カテジナ日記

Vガンダムと富野由悠季作品

Vガンダム 13話 ジブラルタル空域

この13話では、ディスコミュニケーションが元で状況が誰にとっても悪化してしまうという、富野的作劇法の基本が見て取れる。

 

リガ・ミリティアは事前連絡もなく、政治的に中立のPCST(宇宙引越し公社)の飛行場を使用し、さらにはマスドライバーの使用を要請する。いくら余裕がなかったとはいえ、少々ゴリ押しが過ぎるだろう。それにことのことが、ザンスカールを刺激してしまう。PCSTはPCSTで頑なに政治的中立を守ろうとし、リガ・ミリティアザンスカールの要求を拒み続ける。

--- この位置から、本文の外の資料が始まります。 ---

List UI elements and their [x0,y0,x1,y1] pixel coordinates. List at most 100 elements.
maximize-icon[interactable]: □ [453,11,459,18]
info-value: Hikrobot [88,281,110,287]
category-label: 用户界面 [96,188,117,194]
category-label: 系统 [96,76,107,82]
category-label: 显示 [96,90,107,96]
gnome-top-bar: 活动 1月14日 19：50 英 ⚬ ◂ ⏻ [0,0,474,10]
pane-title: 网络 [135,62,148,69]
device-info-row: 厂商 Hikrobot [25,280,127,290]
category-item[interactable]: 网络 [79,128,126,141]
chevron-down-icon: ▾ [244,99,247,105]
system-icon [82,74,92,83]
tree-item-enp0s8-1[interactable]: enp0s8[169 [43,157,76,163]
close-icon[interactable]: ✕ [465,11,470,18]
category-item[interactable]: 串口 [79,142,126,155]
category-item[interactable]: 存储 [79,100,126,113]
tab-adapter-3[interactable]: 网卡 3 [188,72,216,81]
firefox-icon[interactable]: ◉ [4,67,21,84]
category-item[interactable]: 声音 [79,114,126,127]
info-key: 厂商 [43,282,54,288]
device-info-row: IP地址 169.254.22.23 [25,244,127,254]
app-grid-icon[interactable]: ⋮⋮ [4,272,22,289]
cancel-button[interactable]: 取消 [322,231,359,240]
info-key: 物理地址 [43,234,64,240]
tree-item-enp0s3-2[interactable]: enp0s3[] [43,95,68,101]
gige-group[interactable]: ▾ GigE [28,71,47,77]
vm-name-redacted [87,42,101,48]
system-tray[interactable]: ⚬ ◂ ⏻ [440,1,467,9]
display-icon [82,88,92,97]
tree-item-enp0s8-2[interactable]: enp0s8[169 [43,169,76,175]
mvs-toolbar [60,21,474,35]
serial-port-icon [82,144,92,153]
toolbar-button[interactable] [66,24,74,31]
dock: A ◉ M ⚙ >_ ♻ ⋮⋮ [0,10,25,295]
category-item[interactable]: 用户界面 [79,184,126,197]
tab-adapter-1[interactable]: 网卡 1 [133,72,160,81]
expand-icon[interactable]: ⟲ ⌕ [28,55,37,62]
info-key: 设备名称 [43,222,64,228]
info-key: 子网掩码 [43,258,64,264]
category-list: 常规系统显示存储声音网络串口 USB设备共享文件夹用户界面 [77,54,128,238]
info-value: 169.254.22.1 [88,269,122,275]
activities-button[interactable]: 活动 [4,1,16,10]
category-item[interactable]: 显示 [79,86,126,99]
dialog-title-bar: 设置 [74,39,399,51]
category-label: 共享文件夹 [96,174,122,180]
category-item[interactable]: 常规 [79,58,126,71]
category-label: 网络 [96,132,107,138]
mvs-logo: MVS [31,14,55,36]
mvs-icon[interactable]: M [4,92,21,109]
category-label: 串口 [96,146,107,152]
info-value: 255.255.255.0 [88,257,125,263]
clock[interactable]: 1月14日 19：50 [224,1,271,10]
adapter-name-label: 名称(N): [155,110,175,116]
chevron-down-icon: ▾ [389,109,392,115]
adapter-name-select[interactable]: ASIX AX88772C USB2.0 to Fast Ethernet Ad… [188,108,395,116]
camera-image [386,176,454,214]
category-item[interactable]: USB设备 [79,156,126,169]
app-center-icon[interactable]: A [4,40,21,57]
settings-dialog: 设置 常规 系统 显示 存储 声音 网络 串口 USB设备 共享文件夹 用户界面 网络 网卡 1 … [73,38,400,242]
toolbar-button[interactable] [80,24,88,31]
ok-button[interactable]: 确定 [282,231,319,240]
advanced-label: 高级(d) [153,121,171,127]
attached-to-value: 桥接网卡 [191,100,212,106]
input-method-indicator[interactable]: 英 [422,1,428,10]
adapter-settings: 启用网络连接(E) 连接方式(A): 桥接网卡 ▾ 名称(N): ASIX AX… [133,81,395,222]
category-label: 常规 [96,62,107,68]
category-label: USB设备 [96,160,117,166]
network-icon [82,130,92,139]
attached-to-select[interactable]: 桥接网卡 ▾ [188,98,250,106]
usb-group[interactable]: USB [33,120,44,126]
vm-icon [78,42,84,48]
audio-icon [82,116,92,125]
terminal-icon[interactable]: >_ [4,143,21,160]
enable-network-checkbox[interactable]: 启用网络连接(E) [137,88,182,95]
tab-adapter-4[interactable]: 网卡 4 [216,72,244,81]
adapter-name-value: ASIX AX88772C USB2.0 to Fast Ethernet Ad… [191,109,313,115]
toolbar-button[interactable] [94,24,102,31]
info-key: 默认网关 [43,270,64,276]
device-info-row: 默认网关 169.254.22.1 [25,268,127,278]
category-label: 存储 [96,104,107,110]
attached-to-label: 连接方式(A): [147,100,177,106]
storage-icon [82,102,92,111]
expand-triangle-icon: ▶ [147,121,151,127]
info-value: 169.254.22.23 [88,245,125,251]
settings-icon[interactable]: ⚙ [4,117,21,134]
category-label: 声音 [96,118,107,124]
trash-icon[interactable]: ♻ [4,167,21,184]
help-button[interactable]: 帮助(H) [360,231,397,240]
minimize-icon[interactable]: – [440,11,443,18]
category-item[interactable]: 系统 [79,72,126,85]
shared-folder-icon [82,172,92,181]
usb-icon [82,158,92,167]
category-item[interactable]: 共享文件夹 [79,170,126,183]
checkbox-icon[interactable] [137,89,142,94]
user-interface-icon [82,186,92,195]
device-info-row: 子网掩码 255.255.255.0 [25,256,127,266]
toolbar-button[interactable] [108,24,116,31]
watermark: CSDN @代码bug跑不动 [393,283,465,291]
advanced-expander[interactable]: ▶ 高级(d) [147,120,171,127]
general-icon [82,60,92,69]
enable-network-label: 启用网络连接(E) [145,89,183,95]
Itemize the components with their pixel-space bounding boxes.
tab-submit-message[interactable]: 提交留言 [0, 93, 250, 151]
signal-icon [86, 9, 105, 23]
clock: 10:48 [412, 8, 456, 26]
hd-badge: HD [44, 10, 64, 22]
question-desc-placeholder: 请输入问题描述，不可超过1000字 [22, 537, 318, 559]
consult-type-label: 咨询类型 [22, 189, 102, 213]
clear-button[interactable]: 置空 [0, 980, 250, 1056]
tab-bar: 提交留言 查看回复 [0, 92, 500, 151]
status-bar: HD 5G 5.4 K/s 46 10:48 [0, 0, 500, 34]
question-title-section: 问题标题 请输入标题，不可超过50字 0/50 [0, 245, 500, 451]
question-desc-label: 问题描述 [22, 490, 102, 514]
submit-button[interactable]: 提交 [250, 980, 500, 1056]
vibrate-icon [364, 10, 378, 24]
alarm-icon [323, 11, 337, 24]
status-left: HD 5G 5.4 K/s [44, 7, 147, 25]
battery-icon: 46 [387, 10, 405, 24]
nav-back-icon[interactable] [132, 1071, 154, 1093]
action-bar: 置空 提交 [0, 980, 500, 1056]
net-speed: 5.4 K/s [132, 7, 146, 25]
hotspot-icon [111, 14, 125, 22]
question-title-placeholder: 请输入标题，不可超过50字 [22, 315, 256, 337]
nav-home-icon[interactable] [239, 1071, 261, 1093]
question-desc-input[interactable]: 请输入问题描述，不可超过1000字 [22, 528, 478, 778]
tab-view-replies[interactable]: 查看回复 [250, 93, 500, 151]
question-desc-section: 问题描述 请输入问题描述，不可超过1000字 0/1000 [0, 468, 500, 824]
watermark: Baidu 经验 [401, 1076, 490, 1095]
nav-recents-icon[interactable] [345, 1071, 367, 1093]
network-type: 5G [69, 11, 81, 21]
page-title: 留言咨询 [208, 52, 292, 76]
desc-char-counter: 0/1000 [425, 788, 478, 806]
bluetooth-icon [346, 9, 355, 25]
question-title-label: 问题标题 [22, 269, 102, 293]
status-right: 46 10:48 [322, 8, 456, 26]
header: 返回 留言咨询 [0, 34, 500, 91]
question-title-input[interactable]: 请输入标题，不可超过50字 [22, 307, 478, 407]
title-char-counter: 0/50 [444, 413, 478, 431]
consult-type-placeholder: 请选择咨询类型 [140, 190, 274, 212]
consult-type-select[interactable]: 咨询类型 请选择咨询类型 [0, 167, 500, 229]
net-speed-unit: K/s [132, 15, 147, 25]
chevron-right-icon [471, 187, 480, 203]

また、ここで彼らはザンスカールが進軍してきているという事実をリガ・ミリティアに公式に連絡せず、またその逆もやろうとしない。双方に対してあくまでシラを切りとおすつもりなのだ。結果としてこの態度が事態をさらにややこしくしてしまう。その上、ザンスカールはリガ・ミリティアとPCSTが結託していると勝手に確信し、PCST側からの弁明に耳を貸そうとしない。そして、これらのディスコミュニケーションが、互いの判断ミスと誤解を招き、結果、誰も予想もしていなければ望んでもいなかった、最悪の状況を生んでしまう。だが、翻弄されるのは彼ら自身なのだ。因果応報としか言いようがない。このように富野作品ではコミュニケーションの断絶から来る組織や人間関係の歪みが悲劇を生むという展開がよく見られる。

 

ところで、1990年代、コミュニケーションの困難さを扱った作品としてエヴァンゲリオンが有名になったが、この作品の登場人物はコミュニケーションの困難さを、それでもきちんと認識している。くらべて、富野作品における登場人物はディスコミュニケーションに気づいていないか、そもそもコミュニケーションの必要性すら感じていないことが多く、正直かなりタチが悪い。どちらがリアルでシビアかと問われれば、個人的には後者だと思う。人間関係を築くことの必要性と困難さを互いに認識している時点で、コミュニケーションの半分がすでに成立しているからだ。